The Crime Prevention Website

This from the Victim Support website, which I missed earlier this month....

Children whose homes have been burgled are more likely to struggle at school and have trouble sleeping, according to new research from Victim Support and home security specialist ADT.

Nearly 300,000 children are believed to be the victims of break-ins every year in England and Wales.

The first major survey into the impact of burglary found that two thirds (63 per cent) of parents who had children living at home when they were burgled support the partnership’s call for tougher sentences for burglars who target family homes. Judges can already take into account if a child was at home when a burglary happened, but the Take No More partnership wants that rule to be strengthened to include any home where a child lives.

A quarter of parents (27 per cent) said that their child’s sleep was affected following a break-in at their home, while one in ten (11 per cent) parents reported it had a negative impact on their child’s performance at school. A third (32 per cent) of parents found their children’s sense of personal safety and well-being affected and one in ten (10 per cent) reported an increase in their child’s bed-wetting. Parents reported their children were affected even if they were not at home at the time.

Of the adults whose homes were burgled as children, more than a third (37 per cent) still feel that the experience affects them in adulthood. One in three (35 per cent) sleep with the light on and 44 per cent now prefer to sleep with someone else in the house.  

Two in five parents (39 per cent) say that their children needed emotional or psychological support following the burglary. But a separate survey of young burglary victims carried out by Victim Support and ADT suggests that the impact on children may often be greater than even their parents realise.

Of the 53 children and young people questioned, nearly one in three (30 per cent) admitted they still suffered nightmares, and nearly a third (30 per cent) said that the burglary had knocked their self-confidence.

Residential Business Director of ADT, Mark Shaw, said: “These statistics reveal, for the first time ever, the true scale of the impact burglary has on children. Domestic burglary is a high volume crime, but it’s wrongly perceived as being just one of those things. We want to address this in our Take No More campaign by deterring burglars and supporting victims - especially children, who are often the forgotten victims.”

Assistant Chief Executive of Victim Support, Adam Pemberton, said: "These findings paint a disturbing picture about the hidden impact burglary has on children. We know that this is a serious issue for tens of thousands of families across England and Wales. Victims tell us time and again that they suffer far more than material loss when their home is burgled.

“We believe sentencing should more accurately reflect this kind of psychological harm.
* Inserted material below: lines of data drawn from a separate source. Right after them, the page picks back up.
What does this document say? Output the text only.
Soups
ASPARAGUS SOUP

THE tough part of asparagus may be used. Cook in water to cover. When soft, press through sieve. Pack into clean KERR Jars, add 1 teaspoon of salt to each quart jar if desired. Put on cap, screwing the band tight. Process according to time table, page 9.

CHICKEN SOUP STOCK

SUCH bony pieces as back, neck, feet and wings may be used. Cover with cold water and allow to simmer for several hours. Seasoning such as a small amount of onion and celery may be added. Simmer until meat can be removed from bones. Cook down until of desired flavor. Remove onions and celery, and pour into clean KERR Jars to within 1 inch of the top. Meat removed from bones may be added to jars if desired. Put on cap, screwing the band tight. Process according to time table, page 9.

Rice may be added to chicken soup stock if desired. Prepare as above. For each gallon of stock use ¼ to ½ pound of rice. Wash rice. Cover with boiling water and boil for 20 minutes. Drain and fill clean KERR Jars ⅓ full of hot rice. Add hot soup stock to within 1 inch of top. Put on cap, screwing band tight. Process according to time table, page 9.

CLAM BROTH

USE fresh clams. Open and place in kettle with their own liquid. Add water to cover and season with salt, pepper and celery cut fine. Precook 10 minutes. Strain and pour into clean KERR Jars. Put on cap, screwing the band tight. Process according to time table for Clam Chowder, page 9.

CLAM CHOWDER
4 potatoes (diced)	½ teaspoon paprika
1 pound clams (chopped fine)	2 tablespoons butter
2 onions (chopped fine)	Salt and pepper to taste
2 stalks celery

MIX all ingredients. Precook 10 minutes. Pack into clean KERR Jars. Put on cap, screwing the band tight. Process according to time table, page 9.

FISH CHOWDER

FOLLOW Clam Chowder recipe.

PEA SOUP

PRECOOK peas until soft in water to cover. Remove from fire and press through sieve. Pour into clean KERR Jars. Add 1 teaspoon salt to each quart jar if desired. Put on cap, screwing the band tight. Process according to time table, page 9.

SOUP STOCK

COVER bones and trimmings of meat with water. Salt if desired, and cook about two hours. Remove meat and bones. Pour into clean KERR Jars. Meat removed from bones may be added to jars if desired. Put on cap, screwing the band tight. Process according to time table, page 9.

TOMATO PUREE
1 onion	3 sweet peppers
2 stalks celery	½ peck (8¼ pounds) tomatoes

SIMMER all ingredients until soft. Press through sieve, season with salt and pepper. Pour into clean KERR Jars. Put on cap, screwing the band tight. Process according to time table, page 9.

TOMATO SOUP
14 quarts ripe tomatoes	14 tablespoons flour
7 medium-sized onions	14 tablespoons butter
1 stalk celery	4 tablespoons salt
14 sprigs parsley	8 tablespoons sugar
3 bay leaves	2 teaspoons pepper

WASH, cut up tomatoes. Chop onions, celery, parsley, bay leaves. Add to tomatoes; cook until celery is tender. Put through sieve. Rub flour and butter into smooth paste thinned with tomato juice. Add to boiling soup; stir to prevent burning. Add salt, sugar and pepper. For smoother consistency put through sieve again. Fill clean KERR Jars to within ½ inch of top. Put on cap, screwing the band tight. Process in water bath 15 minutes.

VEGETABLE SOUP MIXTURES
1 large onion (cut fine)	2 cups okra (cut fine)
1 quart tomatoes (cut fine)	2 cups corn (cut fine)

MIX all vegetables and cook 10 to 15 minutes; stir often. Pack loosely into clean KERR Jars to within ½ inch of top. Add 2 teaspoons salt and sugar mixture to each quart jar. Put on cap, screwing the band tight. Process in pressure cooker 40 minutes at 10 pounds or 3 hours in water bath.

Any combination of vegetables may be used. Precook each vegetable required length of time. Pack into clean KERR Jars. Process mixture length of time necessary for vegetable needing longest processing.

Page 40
It is critical that families have access to crime prevention advice to help them avoid becoming victims and can get practical help and emotional support if they do experience break-ins."

Single mum Sheree’s home in Leeds was broken into in December 2013 while she and her two teenage children were asleep upstairs. The burglars took her car, widescreen TV, iPad and all their Christmas presents but, most importantly, left her family traumatised by the experience. Most affected was her 14-year-old son who, four months on, is still not sleeping properly at night.
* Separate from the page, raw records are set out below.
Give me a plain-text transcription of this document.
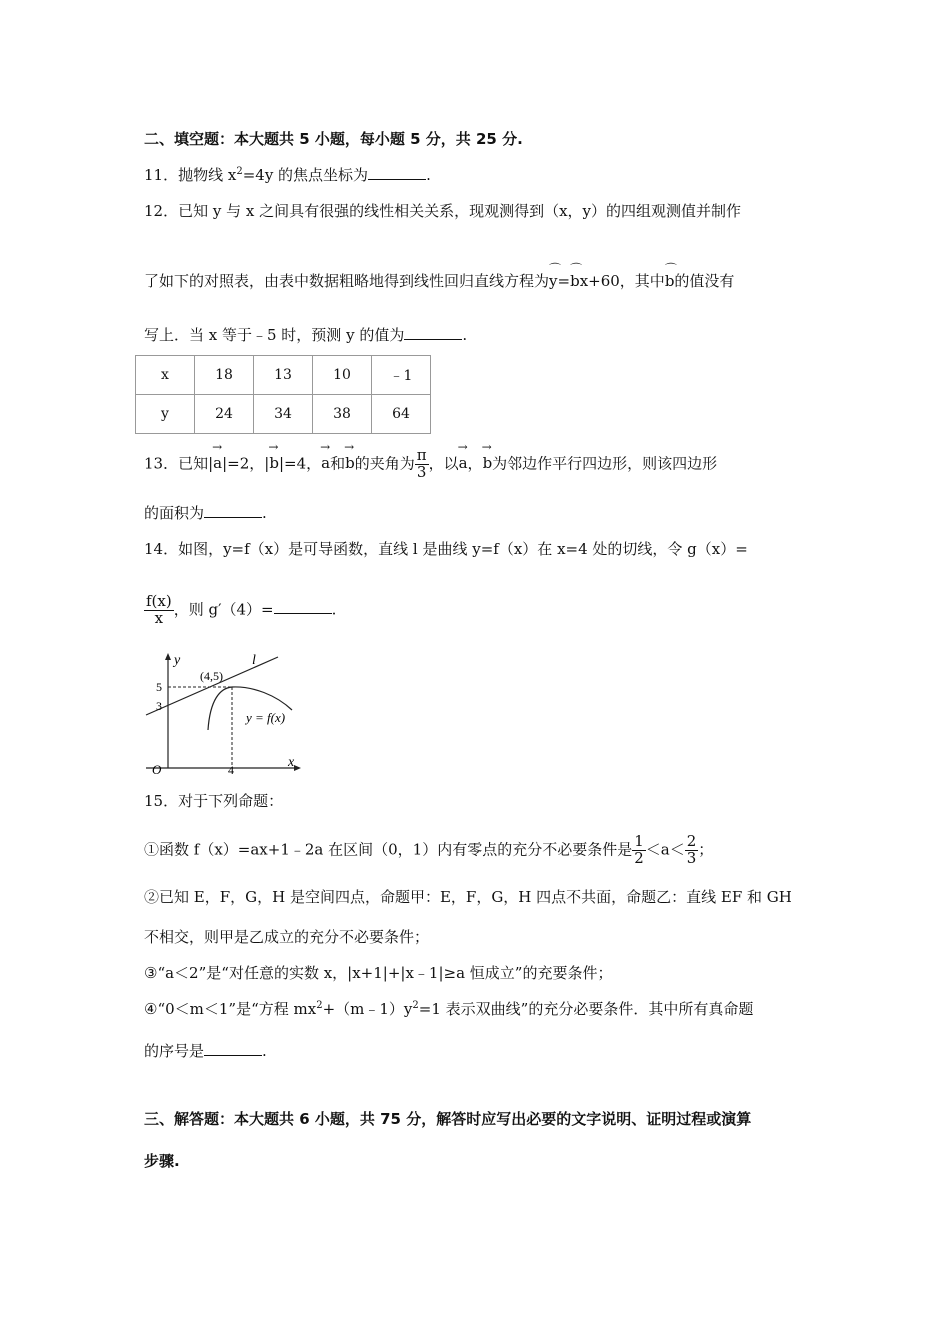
二、填空题：本大题共 5 小题，每小题 5 分，共 25 分.
11．抛物线 $x^2=4y$ 的焦点坐标为	.
12．已知 y 与 x 之间具有很强的线性相关关系，现观测得到（x，y）的四组观测值并制作
了如下的对照表，由表中数据粗略地得到线性回归直线方程为⌒ y=⌒ bx+60，其中⌒ b的值没有
写上．当 x 等于﹣5 时，预测 y 的值为	.
x	18	13	10	﹣1
y	24	34	38	64
13．已知|→ a|=2，|→ b|=4，→ a和→ b的夹角为 $\frac{\pi}{3}$ ，以→ a，→ b为邻边作平行四边形，则该四边形
的面积为	.
14．如图，y=f（x）是可导函数，直线 l 是曲线 y=f（x）在 x=4 处的切线，令 g（x）=
$\frac{f(x)}{x}$ ，则 g′（4）=	.
y
x
O
l
(4,5)
5
3
4
y = f(x)
15．对于下列命题：
①函数 f（x）=ax+1﹣2a 在区间（0，1）内有零点的充分不必要条件是 $\frac{1}{2} <a< \frac{2}{3}$ ；
②已知 E，F，G，H 是空间四点，命题甲：E，F，G，H 四点不共面，命题乙：直线 EF 和 GH
不相交，则甲是乙成立的充分不必要条件；
③“a＜2”是“对任意的实数 x，|x+1|+|x﹣1|≥a 恒成立”的充要条件；
④“0＜m＜1”是“方程 $mx^2+(m﹣1)y^2=1$ 表示双曲线”的充分必要条件．其中所有真命题
的序号是	.
三、解答题：本大题共 6 小题，共 75 分，解答时应写出必要的文字说明、证明过程或演算
步骤.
Sheree says: "My son refuses to talk about it, but he now won't go to bed without the light on. I sometimes go upstairs at 11pm and he's still wide awake, sometimes he's just walking around his bedroom. His schoolwork is suffering, he's falling behind a little bit. I'm so worried about him."

ADT and Victim Support have pledged to work together for the next three years through the Take No More campaign to run free crime prevention schemes for householders, increase awareness of support services for burglary victims, and campaign to ensure that those victims get justice in court.

Visit www.victimsupport.org.uk/takenomore or www.adt.co.uk/takenomore for more information.

Follow the campaign on Twitter #TakeNoMore @VictimSupport or @ADT_UK

Donate to the Take No More campaign

TCPW Comment: Whilst this research importantly highlights the suffering of children in the aftermath of a burglary one could make a case for other sections of the community, particularly the vulnerable, the elderly and disabled and what about the psychological effects on a young person living alone?  I know that when my neighbour got burgled and I got injured as a consequence of grappling with the sod it took my wife and I ages to get back to a normal sleep pattern.  The fact is that burglary has lasting effects on all victims and I would hope that sentencing would take account of this, no matter who the victims might be.

I also don’t understand Adam Pemberton’s call for “access to crime prevention advice”.  The fact is that our police services provide mountains of advice through leaflets, words of advice and on their websites.  And dare I mention it that the website you’re reading this on (to which Victim Support has declined to link) was written by a former police crime prevention guy and is visited about 1,200 times a day! The problem ladies and gentlemen is that it is very difficult to convince the general public to follow the advice – that’s the challenge!